Em 2014, Dilma Rousseff venceu mesmo tendo contra si a Segurança Pública e a corrupção associada ao PT. Quatro anos mais tarde, com Lula preso em Curitiba e o agora ministro da Fazenda Fernando Haddad como candidato petista, Bolsonaro até usou o mote da corrupção, mas sua eleição é atribuída muito mais à campanha disruptiva, com bandeiras anti-sistema e o uso preciso das redes sociais. Em 2022, embora as questões relacionadas à saúde liderassem o ranking dos maiores problemas nacionais, Lula chegou ao terceiro mandato com o apelo pela democracia, questão que não estava em qualquer script, tampouco nas preocupações da população.
A angústia popular quanto a um tema ou outro se consolida pela farta exposição e espetacularização na mídia, há tempos fora do domínio dos canais tradicionais de jornalismo. Para além dos fatos, veem-se interpretações de uma infinidade de falsos “especialistas” para todos os temas, com opiniões que inadmitem contestações. Um ambiente no qual mentiras viram verdade, agora com o poderoso auxílio de imagem e voz da Inteligência Artificial.
Talvez por essa multiplicação de canais e pela qualificação das pessoas em caixinhas – direita, esquerda, bolsonaristas, lulistas, independentes … -, as pesquisas de opinião sobre preocupação nacional têm colhido resultados mais acelerados. Alguns, discutíveis.
Poucos dias depois da morte de 4 policiais e 117 “suspeitos” no Alemão e na Penha, a opinião da população pró-megaoperação estava formada e firme. Não só nas comunidades envolvidas, mas em todo o país. Na semana passada, desceu-se aos detalhes sobre como o brasileiro vê o Projeto Antifacção proposto pelo Governo Lula, em análise na Câmara, e até mesmo se a população era contra ou a favor de equiparar facções criminosas a terrorismo, como se a questão fosse de amplo domínio popular.
Aqui também os dados apurados são didáticos, e deveriam servir de norte aos candidatos que tentam transformar a insegurança da população em porto seguro de votos.
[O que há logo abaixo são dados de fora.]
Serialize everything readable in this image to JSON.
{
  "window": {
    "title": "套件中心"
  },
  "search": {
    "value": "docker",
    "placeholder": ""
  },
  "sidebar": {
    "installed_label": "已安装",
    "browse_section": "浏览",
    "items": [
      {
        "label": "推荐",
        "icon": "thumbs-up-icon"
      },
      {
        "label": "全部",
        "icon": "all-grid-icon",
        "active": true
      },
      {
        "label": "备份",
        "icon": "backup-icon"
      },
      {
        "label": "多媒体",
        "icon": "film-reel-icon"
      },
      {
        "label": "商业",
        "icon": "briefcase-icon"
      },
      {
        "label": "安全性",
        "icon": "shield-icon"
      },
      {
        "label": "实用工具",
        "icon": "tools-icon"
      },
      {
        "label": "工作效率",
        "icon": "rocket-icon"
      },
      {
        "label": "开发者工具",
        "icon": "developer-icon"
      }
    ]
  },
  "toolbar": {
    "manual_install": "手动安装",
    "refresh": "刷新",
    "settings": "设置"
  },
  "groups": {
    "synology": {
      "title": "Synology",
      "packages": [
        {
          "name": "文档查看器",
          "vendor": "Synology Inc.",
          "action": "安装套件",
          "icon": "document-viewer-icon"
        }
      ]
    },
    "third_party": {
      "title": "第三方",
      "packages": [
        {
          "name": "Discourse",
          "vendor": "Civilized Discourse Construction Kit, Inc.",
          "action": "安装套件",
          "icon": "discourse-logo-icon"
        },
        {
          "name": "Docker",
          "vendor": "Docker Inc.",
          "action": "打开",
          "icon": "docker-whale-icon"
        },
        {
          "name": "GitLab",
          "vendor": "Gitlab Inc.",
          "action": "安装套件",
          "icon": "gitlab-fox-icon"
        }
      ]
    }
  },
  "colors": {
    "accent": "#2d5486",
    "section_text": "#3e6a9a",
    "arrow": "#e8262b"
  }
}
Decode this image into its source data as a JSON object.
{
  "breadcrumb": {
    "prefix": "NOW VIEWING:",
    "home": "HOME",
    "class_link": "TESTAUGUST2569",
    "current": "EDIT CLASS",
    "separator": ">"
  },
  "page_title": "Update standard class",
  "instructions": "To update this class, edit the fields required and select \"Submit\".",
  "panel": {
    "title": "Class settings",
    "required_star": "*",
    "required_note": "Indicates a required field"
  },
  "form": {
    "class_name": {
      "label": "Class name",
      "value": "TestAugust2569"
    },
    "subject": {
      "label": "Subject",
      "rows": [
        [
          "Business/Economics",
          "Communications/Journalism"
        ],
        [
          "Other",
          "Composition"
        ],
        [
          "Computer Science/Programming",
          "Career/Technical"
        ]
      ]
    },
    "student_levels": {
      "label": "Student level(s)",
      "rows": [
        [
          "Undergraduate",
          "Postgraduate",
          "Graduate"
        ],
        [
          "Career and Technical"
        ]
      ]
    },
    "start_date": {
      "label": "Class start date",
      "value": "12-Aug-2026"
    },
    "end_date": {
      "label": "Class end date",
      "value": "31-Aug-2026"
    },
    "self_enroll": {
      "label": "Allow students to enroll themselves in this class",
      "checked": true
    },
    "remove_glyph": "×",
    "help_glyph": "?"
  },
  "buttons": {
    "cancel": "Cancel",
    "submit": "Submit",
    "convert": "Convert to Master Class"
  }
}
De acordo com a Quaest, 67% da população aprovaram a megaoperação do Rio, mas 55% não gostariam de ter experiência semelhante reproduzida em seus estados. Vale, portanto, a velha máxima: sou a favor da feira livre desde que não seja na minha rua.
Segurança Pública, sem dúvida, é o tema da vez. Há seis meses era inflação. Em eleições passadas, corrupção e saúde. Sabe-se lá o que será em abril ou setembro do ano que vem. Mas uma coisa é certa: as aferições das aflições populares que deveriam funcionar como indicadores para melhorar os serviços prestados só engordam discursos. Costumam não ter qualquer consequência, quanto mais solução, e serem completamente esquecidas quando substituídas pelo drama seguinte. Foi e continuará assim. Resta saber qual será a próxima.